The outlook for 2021 is somewhat bleak as we have experienced some of the highest hospitalization numbers in the state since the beginning of the pandemic. “I fear that this time next year we may not be any better,” she continued. “I hope we will be, but I don’t think this will be gone. That is discouraging to me, but I am also encouraged now that we have the vaccines. My prayer is that people will come to realize that this vaccine is safe.”
As a frontline worker, Washburn feels COVID-19 has certainly impacted her on a personal level. The fears of transmitting COVID-19 to family or friends remains on the forefront of her mind. She misses church and those personal connections. As a mother to a young son, she described the challenges of explaining why life is so different, why school is different, and why they cannot attend church.
“It’s been so difficult to explain to him why life has to be so different,” she said. “I try to explain to him, also, that we have hope and it’s not always going to be this way if everybody will do what they’re supposed to do.”
For Washburn, the hope for a better tomorrow is what is carrying her through. “It’s such a simple thing we can do. Wear a mask, distance ourselves, and get the vaccine, if everyone will just listen and heed the warnings.”
Washburn sees the effects of COVID-19 and she describes the devastation of witnessing how the virus ravages the human body. “It affects everyone, every age, every race, every gender, it does not discriminate,” she said.
Those on the frontline are losing their lives and jobs to COVID-19 as well, causing a shortage of physicians and healthcare workers to care for the sick. “You can’t make up 30 and 40 years of experience and training on a dime; you can’t replace someone like that. There are people who cannot safely work in healthcare during the pandemic due to underlying health conditions or due to their age, and they are retiring — not just in healthcare, in many fields, like education.”
Still, despite all the heartache Washburn has seen, she remains positive. “Even if you can just change the mind of one person, you can make a huge difference; it can potentially affect the lives of hundreds of people,” she said.
As we turn the corner on the new year, numbers continue to rise and will keep rising as we reach the peak of the post-holiday surge.
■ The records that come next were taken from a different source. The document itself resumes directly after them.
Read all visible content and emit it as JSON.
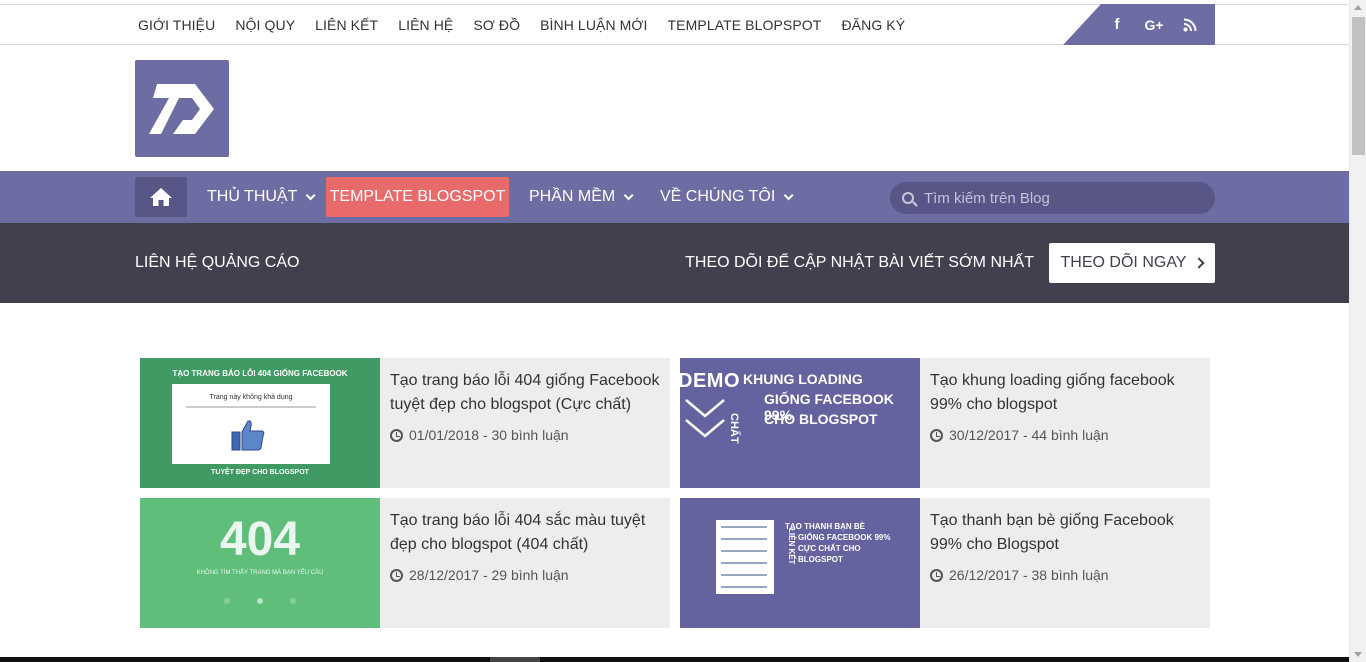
{
  "topnav": [
    "GIỚI THIỆU",
    "NỘI QUY",
    "LIÊN KẾT",
    "LIÊN HỆ",
    "SƠ ĐỒ",
    "BÌNH LUẬN MỚI",
    "TEMPLATE BLOPSPOT",
    "ĐĂNG KÝ"
  ],
  "social": [
    "facebook-icon",
    "google-plus-icon",
    "rss-icon"
  ],
  "mainnav": {
    "item1": "THỦ THUẬT",
    "item2": "TEMPLATE BLOGSPOT",
    "item3": "PHẦN MỀM",
    "item4": "VỀ CHÚNG TÔI",
    "search_placeholder": "Tìm kiếm trên Blog"
  },
  "followbar": {
    "ad_contact": "LIÊN HỆ QUẢNG CÁO",
    "follow_text": "THEO DÕI ĐỂ CẬP NHẬT BÀI VIẾT SỚM NHẤT",
    "follow_button": "THEO DÕI NGAY"
  },
  "posts": [
    {
      "title": "Tạo trang báo lỗi 404 giống Facebook tuyệt đẹp cho blogspot (Cực chất)",
      "meta": "01/01/2018 - 30 bình luận",
      "thumb_top": "TẠO TRANG BÁO LỖI 404 GIỐNG FACEBOOK",
      "thumb_mid": "Trang này không khả dụng",
      "thumb_bottom": "TUYỆT ĐẸP CHO BLOGSPOT"
    },
    {
      "title": "Tạo khung loading giống facebook 99% cho blogspot",
      "meta": "30/12/2017 - 44 bình luận",
      "thumb_demo": "DEMO",
      "thumb_l1": "KHUNG LOADING",
      "thumb_l2": "GIỐNG FACEBOOK 99%",
      "thumb_l3": "CHO BLOGSPOT",
      "thumb_side": "CHẤT"
    },
    {
      "title": "Tạo trang báo lỗi 404 sắc màu tuyệt đẹp cho blogspot (404 chất)",
      "meta": "28/12/2017 - 29 bình luận",
      "thumb_big": "404",
      "thumb_small": "KHÔNG TÌM THẤY TRANG MÀ BẠN YÊU CẦU"
    },
    {
      "title": "Tạo thanh bạn bè giống Facebook 99% cho Blogspot",
      "meta": "26/12/2017 - 38 bình luận",
      "thumb_l1": "TẠO THANH BẠN BÈ",
      "thumb_l2": "GIỐNG FACEBOOK 99%",
      "thumb_l3": "CỰC CHẤT CHO",
      "thumb_l4": "BLOGSPOT",
      "thumb_side": "LIÊN KẾT"
    }
  ],
  "colors": {
    "brand": "#6d6ca3",
    "brand_dark": "#575686",
    "accent": "#e96a6a",
    "followbar": "#41404f",
    "card": "#ededed"
  }
}
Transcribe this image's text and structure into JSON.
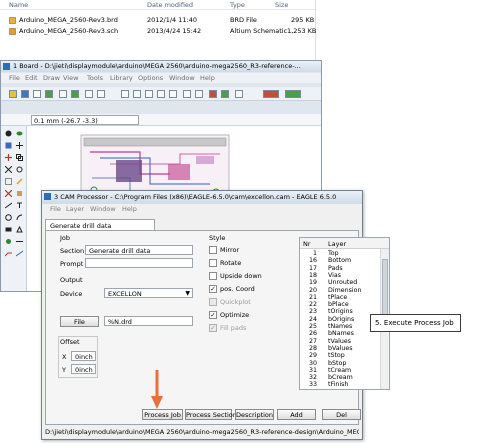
{
  "explorer": {
    "columns": [
      "Name",
      "Date modified",
      "Type",
      "Size"
    ],
    "files": [
      {
        "name": "Arduino_MEGA_2560-Rev3.brd",
        "date": "2012/1/4 11:40",
        "type": "BRD File",
        "size": "295 KB"
      },
      {
        "name": "Arduino_MEGA_2560-Rev3.sch",
        "date": "2013/4/24 15:42",
        "type": "Altium Schematic ...",
        "size": "1,253 KB"
      }
    ]
  },
  "board_window": {
    "title": "1 Board - D:\\jieti\\displaymodule\\arduino\\MEGA 2560\\arduino-mega2560_R3-reference-...",
    "menu": [
      "File",
      "Edit",
      "Draw",
      "View",
      "Tools",
      "Library",
      "Options",
      "Window",
      "Help"
    ],
    "coordinate": "0.1 mm (-26.7 -3.3)"
  },
  "cam": {
    "title": "3 CAM Processor - C:\\Program Files (x86)\\EAGLE-6.5.0\\cam\\excellon.cam - EAGLE 6.5.0",
    "menu": [
      "File",
      "Layer",
      "Window",
      "Help"
    ],
    "tab": "Generate drill data",
    "job_label": "Job",
    "section_label": "Section",
    "section_value": "Generate drill data",
    "prompt_label": "Prompt",
    "prompt_value": "",
    "output_label": "Output",
    "device_label": "Device",
    "device_value": "EXCELLON",
    "file_button": "File",
    "file_value": "%N.drd",
    "offset_label": "Offset",
    "x_label": "X",
    "x_value": "0inch",
    "y_label": "Y",
    "y_value": "0inch",
    "style_label": "Style",
    "styles": [
      {
        "label": "Mirror",
        "checked": false,
        "disabled": false
      },
      {
        "label": "Rotate",
        "checked": false,
        "disabled": false
      },
      {
        "label": "Upside down",
        "checked": false,
        "disabled": false
      },
      {
        "label": "pos. Coord",
        "checked": true,
        "disabled": false
      },
      {
        "label": "Quickplot",
        "checked": false,
        "disabled": true
      },
      {
        "label": "Optimize",
        "checked": true,
        "disabled": false
      },
      {
        "label": "Fill pads",
        "checked": true,
        "disabled": true
      }
    ],
    "layer_columns": [
      "Nr",
      "Layer"
    ],
    "layers": [
      {
        "nr": "1",
        "name": "Top"
      },
      {
        "nr": "16",
        "name": "Bottom"
      },
      {
        "nr": "17",
        "name": "Pads"
      },
      {
        "nr": "18",
        "name": "Vias"
      },
      {
        "nr": "19",
        "name": "Unrouted"
      },
      {
        "nr": "20",
        "name": "Dimension"
      },
      {
        "nr": "21",
        "name": "tPlace"
      },
      {
        "nr": "22",
        "name": "bPlace"
      },
      {
        "nr": "23",
        "name": "tOrigins"
      },
      {
        "nr": "24",
        "name": "bOrigins"
      },
      {
        "nr": "25",
        "name": "tNames"
      },
      {
        "nr": "26",
        "name": "bNames"
      },
      {
        "nr": "27",
        "name": "tValues"
      },
      {
        "nr": "28",
        "name": "bValues"
      },
      {
        "nr": "29",
        "name": "tStop"
      },
      {
        "nr": "30",
        "name": "bStop"
      },
      {
        "nr": "31",
        "name": "tCream"
      },
      {
        "nr": "32",
        "name": "bCream"
      },
      {
        "nr": "33",
        "name": "tFinish"
      }
    ],
    "buttons": {
      "process_job": "Process Job",
      "process_section": "Process Section",
      "description": "Description",
      "add": "Add",
      "del": "Del"
    },
    "status": "D:\\jieti\\displaymodule\\arduino\\MEGA 2560\\arduino-mega2560_R3-reference-design\\Arduino_MEGA_2560-Re"
  },
  "annotation": {
    "callout": "5. Execute Process Job",
    "arrow_color": "#e8703a"
  }
}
In just the last 14 days, Blount County has added close to 650 positive cases, while the state added nearly 60,000. Most hospitals across the state are at capacity and running low on resources from the first round of the holiday surge of COVID-19 patients.
Teachers and students in both the Blount County and Oneonta City school systems returned to in-person classes yesterday. It is unclear when vaccines will be available to teachers and school administrators. Vaccines for healthy school-age children will not be available until Phase Two, which will likely be months from now as the number of available vaccines the state has is not nearly enough to vaccinate all the healthcare workers and the others covered under Phase One.